Directed by “Jackie” and “Spencer” filmmaker Pablo Larraín, “Maria” depicts the opera diva in the final week of her life in a blending of reality and fiction. The real-life Callas took to the sedative Mandrax in her later years, but in the world of the film, she takes it haphazardly and imagines a reporter sharing the name of the drug is interviewing her. As in his earlier works, Larraín mixes reality with fiction and uses a nonlinear narrative to explore his subject’s inner world. Some viewers may find the frequent shifts in perspective and film stock disorienting, but these choices may also be interpreted as a visual representation of the fragmented past, thoughts, and impulses drifting through one individual’s mind. But one thing holds all the chaotic fragments of the film together: Angelina Jolie in her portrayal of Callas. Jolie masterfully embodies a diva whose health has deteriorated beyond hope but who still exudes unparalleled confidence when it comes to her music. The way she fires off about how she doesn’t listen to her own albums because they’re too perfect, or how she chases away a fan who laments not getting a chance to finally see her because she canceled the performance, shows just how grand Callas was at her peak. Jolie is on exactly the same wavelength as the charismatic opera diva she portrays in “Maria,” and the movie shines for it.
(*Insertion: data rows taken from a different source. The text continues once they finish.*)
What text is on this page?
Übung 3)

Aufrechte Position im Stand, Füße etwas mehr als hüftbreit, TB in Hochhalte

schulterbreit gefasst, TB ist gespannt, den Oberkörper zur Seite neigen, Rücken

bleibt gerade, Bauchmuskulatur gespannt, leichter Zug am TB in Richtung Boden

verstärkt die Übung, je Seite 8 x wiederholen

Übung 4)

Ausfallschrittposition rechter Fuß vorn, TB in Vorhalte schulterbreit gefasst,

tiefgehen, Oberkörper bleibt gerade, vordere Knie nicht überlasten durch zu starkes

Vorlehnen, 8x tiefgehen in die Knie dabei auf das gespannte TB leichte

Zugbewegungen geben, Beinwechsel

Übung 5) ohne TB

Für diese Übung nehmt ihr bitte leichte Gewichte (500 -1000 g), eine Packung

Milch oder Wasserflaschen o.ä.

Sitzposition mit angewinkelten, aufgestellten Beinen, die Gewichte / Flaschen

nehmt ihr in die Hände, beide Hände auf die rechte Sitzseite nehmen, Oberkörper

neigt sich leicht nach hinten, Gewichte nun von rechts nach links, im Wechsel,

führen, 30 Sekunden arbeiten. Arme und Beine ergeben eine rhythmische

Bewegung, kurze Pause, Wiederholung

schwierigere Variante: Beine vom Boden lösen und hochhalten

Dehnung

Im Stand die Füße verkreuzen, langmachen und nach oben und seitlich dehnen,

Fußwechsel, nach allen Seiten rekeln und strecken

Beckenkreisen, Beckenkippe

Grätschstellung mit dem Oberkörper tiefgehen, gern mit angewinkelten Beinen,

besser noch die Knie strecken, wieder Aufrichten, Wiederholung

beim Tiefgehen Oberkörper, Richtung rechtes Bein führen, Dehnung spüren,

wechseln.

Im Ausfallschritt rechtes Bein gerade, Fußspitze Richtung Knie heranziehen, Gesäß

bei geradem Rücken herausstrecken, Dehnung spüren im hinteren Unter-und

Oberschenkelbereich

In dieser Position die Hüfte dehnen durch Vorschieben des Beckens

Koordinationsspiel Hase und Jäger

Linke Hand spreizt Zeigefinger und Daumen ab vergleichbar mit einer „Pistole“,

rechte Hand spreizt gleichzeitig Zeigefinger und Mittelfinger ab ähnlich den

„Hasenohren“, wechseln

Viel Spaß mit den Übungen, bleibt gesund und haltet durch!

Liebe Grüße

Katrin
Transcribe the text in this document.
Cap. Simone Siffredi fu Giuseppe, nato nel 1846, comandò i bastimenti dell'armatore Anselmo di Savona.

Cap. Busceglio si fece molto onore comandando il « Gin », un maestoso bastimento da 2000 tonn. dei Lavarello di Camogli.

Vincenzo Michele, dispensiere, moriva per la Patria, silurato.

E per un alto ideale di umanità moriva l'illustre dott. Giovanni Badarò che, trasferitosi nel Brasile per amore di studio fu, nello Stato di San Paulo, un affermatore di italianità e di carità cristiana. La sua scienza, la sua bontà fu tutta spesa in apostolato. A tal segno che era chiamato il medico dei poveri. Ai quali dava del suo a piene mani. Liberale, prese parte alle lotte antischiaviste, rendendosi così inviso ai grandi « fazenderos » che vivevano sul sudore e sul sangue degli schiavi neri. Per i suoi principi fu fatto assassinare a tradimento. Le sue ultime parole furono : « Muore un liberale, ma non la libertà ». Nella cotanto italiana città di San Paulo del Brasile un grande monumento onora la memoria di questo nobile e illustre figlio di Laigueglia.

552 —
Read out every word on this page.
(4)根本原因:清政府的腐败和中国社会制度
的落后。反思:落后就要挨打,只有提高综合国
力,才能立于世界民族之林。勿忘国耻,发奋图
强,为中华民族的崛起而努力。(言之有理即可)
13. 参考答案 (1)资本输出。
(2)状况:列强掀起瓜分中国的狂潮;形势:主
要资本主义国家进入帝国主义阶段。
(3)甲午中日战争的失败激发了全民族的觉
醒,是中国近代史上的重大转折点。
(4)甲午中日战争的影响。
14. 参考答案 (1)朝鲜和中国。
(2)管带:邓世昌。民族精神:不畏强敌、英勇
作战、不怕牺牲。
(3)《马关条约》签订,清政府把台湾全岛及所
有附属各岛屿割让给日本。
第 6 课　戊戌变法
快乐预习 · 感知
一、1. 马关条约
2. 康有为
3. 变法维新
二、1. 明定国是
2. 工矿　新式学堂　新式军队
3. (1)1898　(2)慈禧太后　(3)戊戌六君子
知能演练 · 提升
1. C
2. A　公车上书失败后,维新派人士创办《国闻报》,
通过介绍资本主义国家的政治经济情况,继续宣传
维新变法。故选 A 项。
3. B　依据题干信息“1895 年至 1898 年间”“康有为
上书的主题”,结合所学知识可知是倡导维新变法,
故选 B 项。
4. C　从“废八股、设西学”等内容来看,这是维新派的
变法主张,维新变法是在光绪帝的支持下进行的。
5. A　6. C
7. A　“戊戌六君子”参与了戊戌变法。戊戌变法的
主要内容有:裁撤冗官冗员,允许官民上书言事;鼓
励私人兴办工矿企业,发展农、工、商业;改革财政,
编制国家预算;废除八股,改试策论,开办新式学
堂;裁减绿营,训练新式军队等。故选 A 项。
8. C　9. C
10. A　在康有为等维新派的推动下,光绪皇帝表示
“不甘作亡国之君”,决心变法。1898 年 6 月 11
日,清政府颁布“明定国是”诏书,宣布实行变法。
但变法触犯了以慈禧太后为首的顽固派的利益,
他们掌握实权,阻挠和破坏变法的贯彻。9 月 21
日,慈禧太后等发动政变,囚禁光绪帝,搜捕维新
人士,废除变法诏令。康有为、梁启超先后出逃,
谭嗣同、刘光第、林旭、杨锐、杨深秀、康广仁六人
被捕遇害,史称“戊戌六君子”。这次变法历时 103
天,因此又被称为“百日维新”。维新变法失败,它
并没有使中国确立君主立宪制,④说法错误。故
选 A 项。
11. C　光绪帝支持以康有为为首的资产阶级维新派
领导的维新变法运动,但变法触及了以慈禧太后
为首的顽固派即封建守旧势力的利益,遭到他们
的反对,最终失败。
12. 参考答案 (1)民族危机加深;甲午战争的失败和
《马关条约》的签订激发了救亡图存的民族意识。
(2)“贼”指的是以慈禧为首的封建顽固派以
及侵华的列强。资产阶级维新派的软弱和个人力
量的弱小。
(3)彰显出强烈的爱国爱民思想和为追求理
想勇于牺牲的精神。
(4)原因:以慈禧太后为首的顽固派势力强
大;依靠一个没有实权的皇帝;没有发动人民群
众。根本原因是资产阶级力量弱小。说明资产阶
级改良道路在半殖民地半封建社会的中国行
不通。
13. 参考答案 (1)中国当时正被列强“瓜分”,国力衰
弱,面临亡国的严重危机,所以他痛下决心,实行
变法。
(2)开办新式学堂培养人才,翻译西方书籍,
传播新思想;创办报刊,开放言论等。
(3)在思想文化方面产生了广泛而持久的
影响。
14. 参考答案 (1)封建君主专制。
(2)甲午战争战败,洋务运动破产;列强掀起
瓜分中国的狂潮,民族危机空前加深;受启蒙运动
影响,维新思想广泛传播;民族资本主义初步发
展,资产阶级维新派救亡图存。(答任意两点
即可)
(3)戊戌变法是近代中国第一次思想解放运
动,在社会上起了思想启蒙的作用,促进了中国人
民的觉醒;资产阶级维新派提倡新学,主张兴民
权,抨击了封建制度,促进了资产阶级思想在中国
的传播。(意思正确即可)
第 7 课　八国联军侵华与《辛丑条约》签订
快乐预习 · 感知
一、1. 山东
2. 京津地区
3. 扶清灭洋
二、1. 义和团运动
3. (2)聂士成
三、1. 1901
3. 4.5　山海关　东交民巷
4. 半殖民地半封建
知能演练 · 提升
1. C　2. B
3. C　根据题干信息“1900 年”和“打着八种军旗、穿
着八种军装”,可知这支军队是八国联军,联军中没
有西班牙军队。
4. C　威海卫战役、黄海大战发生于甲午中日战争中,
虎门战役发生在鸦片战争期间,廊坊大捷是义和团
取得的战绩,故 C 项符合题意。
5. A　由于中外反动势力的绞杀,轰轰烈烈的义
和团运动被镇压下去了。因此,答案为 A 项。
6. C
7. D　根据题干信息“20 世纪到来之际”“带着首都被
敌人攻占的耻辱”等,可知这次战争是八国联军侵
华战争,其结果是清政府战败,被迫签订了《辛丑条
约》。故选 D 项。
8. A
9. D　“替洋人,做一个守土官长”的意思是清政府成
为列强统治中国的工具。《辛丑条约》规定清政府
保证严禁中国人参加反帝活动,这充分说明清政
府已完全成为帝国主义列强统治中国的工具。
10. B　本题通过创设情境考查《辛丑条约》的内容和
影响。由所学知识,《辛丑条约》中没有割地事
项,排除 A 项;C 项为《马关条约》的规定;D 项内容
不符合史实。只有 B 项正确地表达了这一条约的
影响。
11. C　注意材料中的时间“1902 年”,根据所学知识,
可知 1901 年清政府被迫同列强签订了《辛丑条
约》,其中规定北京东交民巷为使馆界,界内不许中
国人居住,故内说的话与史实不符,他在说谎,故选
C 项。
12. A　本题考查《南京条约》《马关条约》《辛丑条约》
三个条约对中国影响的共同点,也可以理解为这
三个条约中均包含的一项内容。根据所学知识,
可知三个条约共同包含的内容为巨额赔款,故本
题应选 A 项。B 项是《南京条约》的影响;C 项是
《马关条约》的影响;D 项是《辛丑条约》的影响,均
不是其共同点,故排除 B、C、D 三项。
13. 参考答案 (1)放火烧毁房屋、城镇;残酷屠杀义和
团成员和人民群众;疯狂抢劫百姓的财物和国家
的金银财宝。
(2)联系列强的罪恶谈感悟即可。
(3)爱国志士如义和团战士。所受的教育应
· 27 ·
“DAY6 3RD WORLD TOUR ‘FOREVER YOUNG’ FINALE in SEOUL”
Kim Hyojin (Music Columnist): There’s something extra enjoyable about being the same age as artists who write and perform their own music. It makes you to feel like you’re passing through the stages of life together. For me, DAY6 is one of those artists. When my awkward, young relationship was coming to an end in my early 20s, their song “Congratulations” helped me shake off any lingering feelings. When I hated myself, tracks like “hurt road” and “Marathon” were there to get me through each day. When I finally started to discover the joys in life, “Welcome to the Show” felt like an anthem for me to celebrate life itself. Sometimes it feels like you can hear an artist’s heart beating out into the world through their music, and in that sense, DAY6’s music has always worked its way seamlessly into this and that aspect of my life, with a heartbeat matching the rhythm of my own.
The heartbeat of their music thumps on for others just like me, giving their engine a jump when it just doesn’t want to start up again. No wonder we want to sing along to their songs when they’re onstage, sharing in that feeling of our hearts beating in sync. When what felt like a song you just sing to yourself is suddenly there for everyone to join in on, and when a tune that’s become a permanent fixture in your heart brings the present into perfect focus—that’s the experience people flock to concerts to feel and to resonate with. It’s why the “FOREVER YOUNG” world tour, which DAY6 kicked off in September, has been such a phenomenal success, and why it immediately drew in 90,000 more fans when the group returned to Korea.